Capaian Kinerja Ombudsman Maluku Utara Lampaui Target Nasional, Bukti Kepercayaan Masyarakat
Spektroom - Selama tahun 2025 Kinerja pengawasan pelayanan publik Ombudsman Republik Indonesia Perwakilan Provinsi Maluku Utara mencatatkan hasil gemilang. Dari target nasional yang ditetapkan, Ombudsman Maluku Utara justru berhasil melampaui capaian hingga 127,54 persen, dengan menyelesaikan sebanyak 213 laporan masyarakat dari target 167 laporan.
Keasistenan Pemeriksaan Laporan (Riksa), Ombudsman Republik Indonesia Perwakilan Maluku Utara mencatatkan capaian kinerja positif di penghujung tahun 2025. Berdasarkan data per 11 Desember 2025, Ombudsman Maluku Utara berhasil menyelesaikan laporan/pengaduan masyarakat sebanyak 213 laporan melampaui target nasional yang ditetapkan.
Dari target nasional sebanyak 167 laporan, Ombudsman Maluku Utara berhasil menyelesaikan 213 laporan atau mencapai 127,54 persen.
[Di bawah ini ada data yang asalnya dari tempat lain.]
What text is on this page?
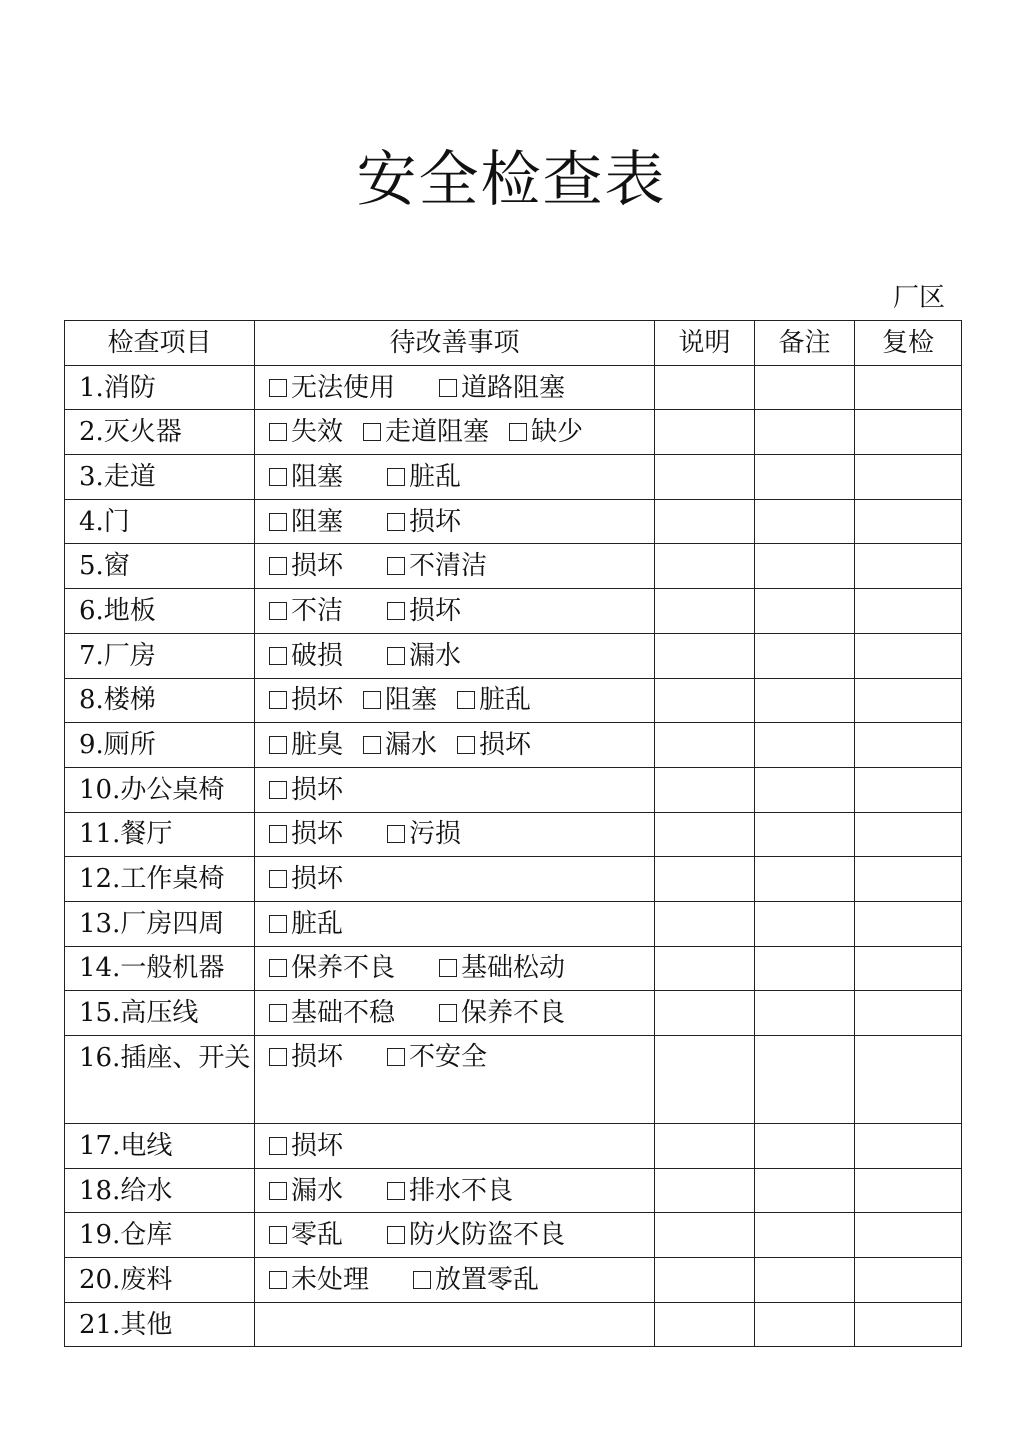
安全检查表
厂区
检查项目	待改善事项	说明	备注	复检
1.消防	无法使用 道路阻塞			
2.灭火器	失效 走道阻塞 缺少			
3.走道	阻塞 脏乱			
4.门	阻塞 损坏			
5.窗	损坏 不清洁			
6.地板	不洁 损坏			
7.厂房	破损 漏水			
8.楼梯	损坏 阻塞 脏乱			
9.厕所	脏臭 漏水 损坏			
10.办公桌椅	损坏			
11.餐厅	损坏 污损			
12.工作桌椅	损坏			
13.厂房四周	脏乱			
14.一般机器	保养不良 基础松动			
15.高压线	基础不稳 保养不良			
16.插座、开关	损坏 不安全			
17.电线	损坏			
18.给水	漏水 排水不良			
19.仓库	零乱 防火防盗不良			
20.废料	未处理 放置零乱			
21.其他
Secara rinci total laporan yang diselesaikan tersebut terbagi dalam dua tahapan; pada tahapan verifikasi laporan oleh keasistenan. Penerimaan dan Verifikasi Laporan (PVL) sebanyak 75 laporan diselesaikan atau ditutup pada tahap awal karena tidak memenuhi syarat materiil. Dan pada tahap pemeriksaan laporan oleh keasistenan Pemeriksaan laporan (Riska) sebanyak 148 laporan berhasil diselesaikan.
Tidak saja melampaui target laporan reguler, namun Ombudsman Maluku Utara juga melampaui target Investigasi Atas Prakasa Sendiri (IAPS) atau laporan inisiatif. Dari target satu laporan IAPS yang diberikan pusat, tim berhasil menindaklanjuti 2 laporan inisiatif. Hingga akhir tahun, satu laporan inisiatif telah berhasil ditutup (selesai), sementara satu lainnya masih dalam tahap monitoring Laporan Hasil Pemeriksaan (LPH).
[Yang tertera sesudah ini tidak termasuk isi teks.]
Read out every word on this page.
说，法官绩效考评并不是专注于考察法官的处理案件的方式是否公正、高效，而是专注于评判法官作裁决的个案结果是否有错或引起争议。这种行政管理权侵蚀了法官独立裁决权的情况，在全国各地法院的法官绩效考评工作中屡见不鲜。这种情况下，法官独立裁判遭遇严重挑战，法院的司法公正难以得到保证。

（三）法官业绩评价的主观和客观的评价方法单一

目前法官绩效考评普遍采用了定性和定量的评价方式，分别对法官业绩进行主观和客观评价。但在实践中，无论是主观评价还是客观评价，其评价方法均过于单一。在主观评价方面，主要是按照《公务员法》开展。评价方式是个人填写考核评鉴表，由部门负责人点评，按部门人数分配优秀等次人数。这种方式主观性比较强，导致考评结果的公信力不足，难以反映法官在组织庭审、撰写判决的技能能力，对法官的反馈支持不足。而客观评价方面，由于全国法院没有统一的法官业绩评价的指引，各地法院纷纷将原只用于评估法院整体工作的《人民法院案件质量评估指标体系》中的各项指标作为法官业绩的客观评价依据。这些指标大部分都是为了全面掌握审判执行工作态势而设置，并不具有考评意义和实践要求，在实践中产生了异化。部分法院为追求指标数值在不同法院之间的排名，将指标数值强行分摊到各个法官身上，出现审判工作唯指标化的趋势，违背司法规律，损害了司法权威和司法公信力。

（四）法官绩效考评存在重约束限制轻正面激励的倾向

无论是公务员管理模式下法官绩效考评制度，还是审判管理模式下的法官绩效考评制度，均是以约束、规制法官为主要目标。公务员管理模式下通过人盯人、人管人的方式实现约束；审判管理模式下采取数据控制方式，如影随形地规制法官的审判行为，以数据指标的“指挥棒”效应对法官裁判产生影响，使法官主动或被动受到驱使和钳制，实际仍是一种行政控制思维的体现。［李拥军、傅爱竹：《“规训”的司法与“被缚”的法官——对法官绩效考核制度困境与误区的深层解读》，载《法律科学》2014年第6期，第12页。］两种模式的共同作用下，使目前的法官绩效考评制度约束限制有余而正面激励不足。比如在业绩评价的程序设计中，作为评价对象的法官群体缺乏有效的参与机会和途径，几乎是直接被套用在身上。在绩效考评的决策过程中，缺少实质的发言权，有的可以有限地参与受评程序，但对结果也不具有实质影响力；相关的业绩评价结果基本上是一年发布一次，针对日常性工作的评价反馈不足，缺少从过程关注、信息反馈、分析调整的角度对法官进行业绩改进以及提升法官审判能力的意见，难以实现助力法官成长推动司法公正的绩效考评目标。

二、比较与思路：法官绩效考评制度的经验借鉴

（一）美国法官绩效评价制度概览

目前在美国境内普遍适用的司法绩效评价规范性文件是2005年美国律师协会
Kepala Perwakilan Ombudsman Republik Indonesia Provinsi Maluku Utara Iriyani Abd. Kadir dalam release yang diterima Spektroom Kamis (29/1/2026) menegaskan, capaian yang melebihi target ini merupakan bukti nyata dari kerja keras seluruh tim di keasistenan PVL maupun pemeriksaan dalam merespon dinamika pelayanan publik di lapangan
"Keberhasilan pencapaian 127,54 persen ini menunjukkan bahwa masyarakat Maluku Utara semakin percaya kepada Ombudsman, dan kami berkomitmen untuk memastikan setiap laporan yang masuk mendapatkan kepastian hukum dan penyelesaian yang adil," ujar Iriyani.
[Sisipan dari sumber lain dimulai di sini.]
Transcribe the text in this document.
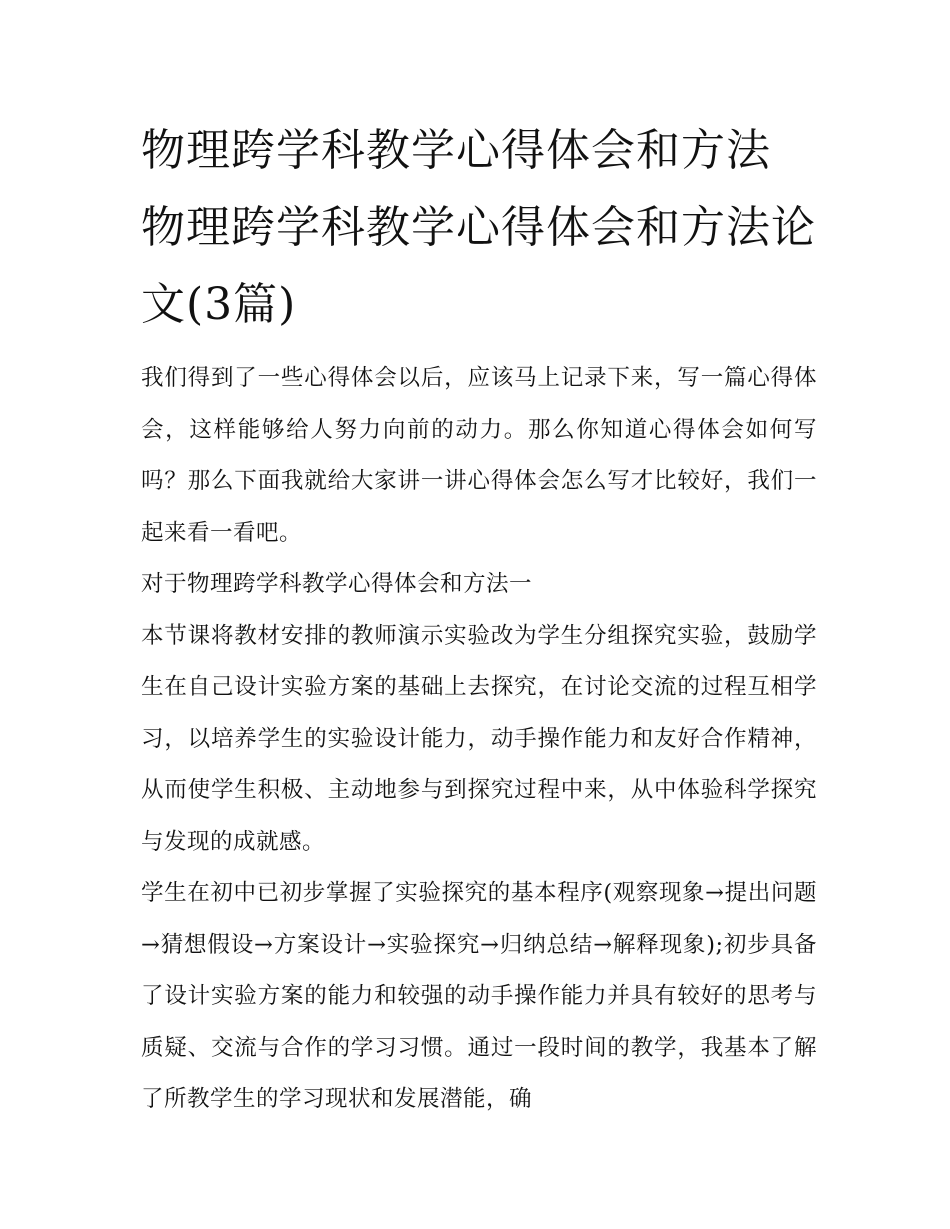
物理跨学科教学心得体会和方法 物理跨学科教学心得体会和方法论文(3篇)

我们得到了一些心得体会以后，应该马上记录下来，写一篇心得体会，这样能够给人努力向前的动力。那么你知道心得体会如何写吗？那么下面我就给大家讲一讲心得体会怎么写才比较好，我们一起来看一看吧。

对于物理跨学科教学心得体会和方法一

本节课将教材安排的教师演示实验改为学生分组探究实验，鼓励学生在自己设计实验方案的基础上去探究，在讨论交流的过程互相学习，以培养学生的实验设计能力，动手操作能力和友好合作精神，从而使学生积极、主动地参与到探究过程中来，从中体验科学探究与发现的成就感。

学生在初中已初步掌握了实验探究的基本程序(观察现象→提出问题→猜想假设→方案设计→实验探究→归纳总结→解释现象);初步具备了设计实验方案的能力和较强的动手操作能力并具有较好的思考与质疑、交流与合作的学习习惯。通过一段时间的教学，我基本了解了所教学生的学习现状和发展潜能，确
Terdapat beberapa kendala strategi selama tahun 2025 diantaranya kebijakan efesiensi anggaran yang berdampak pada jadwal pemeriksaan dan pengurangan entitas pemerintah daerah yang dinilai, selain masih ditemukan unit pelayanan yang kurang koorporatif dalam memberikan data pendukung serta kendala teknis pada aplikasi penilaian.
Diharapkan adanya koordinasi yang lebih solid dari instansi penyelenggara layanan serta partisipasi masyarakat yang lebih aktif dalam survei persepsi guna menciptakan ekosistem pelayanan publik yang bebas dari maladministrasi di Maluku Utara.